La capitale congolaise a accueilli un atelier de dialogue intergénérationnel placé sous le signe de la paix et de la sécurité. Pendant deux jours, jeunes et aînés se sont réunis autour des résolutions 1325 (femmes, paix et sécurité) et 2250 (jeunesse, paix et sécurité), toutes deux adoptées par le Conseil de sécurité des Nations unies.
Une plateforme pour rapprocher les générations
Selon Smith Ntumba, coordonnateur de la plateforme Jeunes et Vieux de toutes les Générations, ce dialogue visait avant tout à « concilier les points de convergence entre les deux résolutions » afin de renforcer la participation des jeunes et des femmes dans les processus de paix.
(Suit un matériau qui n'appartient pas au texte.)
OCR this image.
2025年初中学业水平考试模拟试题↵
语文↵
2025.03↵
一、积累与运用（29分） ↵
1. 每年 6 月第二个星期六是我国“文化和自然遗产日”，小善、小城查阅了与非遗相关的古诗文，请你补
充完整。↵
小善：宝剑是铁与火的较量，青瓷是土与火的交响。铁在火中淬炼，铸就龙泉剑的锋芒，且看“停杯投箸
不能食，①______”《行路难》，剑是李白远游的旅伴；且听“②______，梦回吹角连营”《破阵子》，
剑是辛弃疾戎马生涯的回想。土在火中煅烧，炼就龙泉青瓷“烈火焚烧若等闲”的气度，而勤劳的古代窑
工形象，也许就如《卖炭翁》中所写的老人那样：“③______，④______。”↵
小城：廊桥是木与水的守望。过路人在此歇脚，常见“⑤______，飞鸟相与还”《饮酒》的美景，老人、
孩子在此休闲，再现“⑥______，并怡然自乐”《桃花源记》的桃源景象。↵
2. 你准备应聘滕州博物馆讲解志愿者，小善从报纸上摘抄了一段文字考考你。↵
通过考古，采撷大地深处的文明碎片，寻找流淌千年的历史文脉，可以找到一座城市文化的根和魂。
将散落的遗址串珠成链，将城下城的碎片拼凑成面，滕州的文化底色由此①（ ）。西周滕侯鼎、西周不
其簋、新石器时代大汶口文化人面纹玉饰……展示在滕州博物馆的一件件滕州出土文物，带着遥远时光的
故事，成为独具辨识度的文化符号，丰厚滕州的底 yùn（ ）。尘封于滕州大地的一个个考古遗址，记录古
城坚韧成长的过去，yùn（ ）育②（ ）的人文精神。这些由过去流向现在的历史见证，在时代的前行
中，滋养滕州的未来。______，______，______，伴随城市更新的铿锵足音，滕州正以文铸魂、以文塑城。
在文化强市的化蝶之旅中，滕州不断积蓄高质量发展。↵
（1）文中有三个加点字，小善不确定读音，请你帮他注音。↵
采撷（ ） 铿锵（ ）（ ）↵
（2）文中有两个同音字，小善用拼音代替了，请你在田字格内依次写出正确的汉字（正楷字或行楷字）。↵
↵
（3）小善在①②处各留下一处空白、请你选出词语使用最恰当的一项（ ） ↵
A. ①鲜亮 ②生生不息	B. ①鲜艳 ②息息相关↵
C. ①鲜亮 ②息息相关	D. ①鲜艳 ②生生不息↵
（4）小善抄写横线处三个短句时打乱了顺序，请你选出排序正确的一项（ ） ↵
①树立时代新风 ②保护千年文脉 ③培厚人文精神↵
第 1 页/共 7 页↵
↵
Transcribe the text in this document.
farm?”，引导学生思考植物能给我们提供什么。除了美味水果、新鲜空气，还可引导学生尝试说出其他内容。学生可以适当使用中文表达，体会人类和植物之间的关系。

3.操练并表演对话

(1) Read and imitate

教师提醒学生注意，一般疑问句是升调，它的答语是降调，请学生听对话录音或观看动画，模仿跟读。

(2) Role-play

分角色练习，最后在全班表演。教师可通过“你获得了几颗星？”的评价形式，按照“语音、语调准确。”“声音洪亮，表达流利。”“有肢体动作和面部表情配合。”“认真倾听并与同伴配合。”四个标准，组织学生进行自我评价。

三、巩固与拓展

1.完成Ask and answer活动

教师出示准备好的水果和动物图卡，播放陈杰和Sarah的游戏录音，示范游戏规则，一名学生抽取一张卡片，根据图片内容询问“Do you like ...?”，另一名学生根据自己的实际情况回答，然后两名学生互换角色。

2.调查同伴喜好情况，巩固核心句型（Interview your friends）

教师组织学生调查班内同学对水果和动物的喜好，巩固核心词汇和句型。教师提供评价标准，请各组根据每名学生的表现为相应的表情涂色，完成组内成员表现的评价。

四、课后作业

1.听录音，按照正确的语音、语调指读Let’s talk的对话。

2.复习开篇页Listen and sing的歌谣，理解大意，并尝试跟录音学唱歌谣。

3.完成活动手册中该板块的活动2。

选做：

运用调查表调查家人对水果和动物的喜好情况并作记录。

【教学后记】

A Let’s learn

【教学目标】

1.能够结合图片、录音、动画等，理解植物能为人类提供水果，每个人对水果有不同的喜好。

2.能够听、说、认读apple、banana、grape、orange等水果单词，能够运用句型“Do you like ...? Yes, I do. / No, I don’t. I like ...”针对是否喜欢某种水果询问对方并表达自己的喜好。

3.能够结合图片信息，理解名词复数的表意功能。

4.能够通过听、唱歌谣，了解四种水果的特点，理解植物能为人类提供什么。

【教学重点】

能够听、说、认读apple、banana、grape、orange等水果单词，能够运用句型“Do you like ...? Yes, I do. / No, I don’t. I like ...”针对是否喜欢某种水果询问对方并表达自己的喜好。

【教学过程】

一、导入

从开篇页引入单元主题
L’atelier a également servi de cadre d’évaluation, de partage d’expériences et de leçons apprises, tout en mettant en lumière les défis persistants, notamment le manque de moyens logistiques et financiers.
Une résolution vieille de 25 ans, un plan d’action encore jeune
La résolution 1325, adoptée il y a 25 ans, dispose déjà de plusieurs plans d’action dans d’autres pays. En RDC, un seul plan d’action a été adopté en 2015. Pour les organisateurs, cela démontre « la nécessité de s’inspirer des innovations des autres nations afin de progresser davantage ».
Ils soulignent que la jeunesse congolaise doit être pleinement impliquée non seulement dans l’évaluation des politiques existantes, mais aussi dans leur mise en œuvre effective.
Paix, sécurité et mémoire des victimes
Les débats ont également porté sur la situation sécuritaire actuelle en RDC, marquée par la présence de groupes armés étrangers et les violences subies par les populations.
« Nous, jeunes Congolais, sommes également victimes de crimes de masse. Ce qui se passe chez nous doit être reconnu à l’international comme un génocide. Nos victimes méritent mémoire et justice », a insisté M. Etumba.
Un engagement patriotique malgré des moyens limités
Bien que présents avec leurs propres moyens, les jeunes participants ont tenu à « soutenir les efforts du pays » et à valoriser la participation citoyenne, conformément à la Charte africaine de la jeunesse, qui recommande l’intégration des jeunes dans les processus de décision et dans les délégations officielles.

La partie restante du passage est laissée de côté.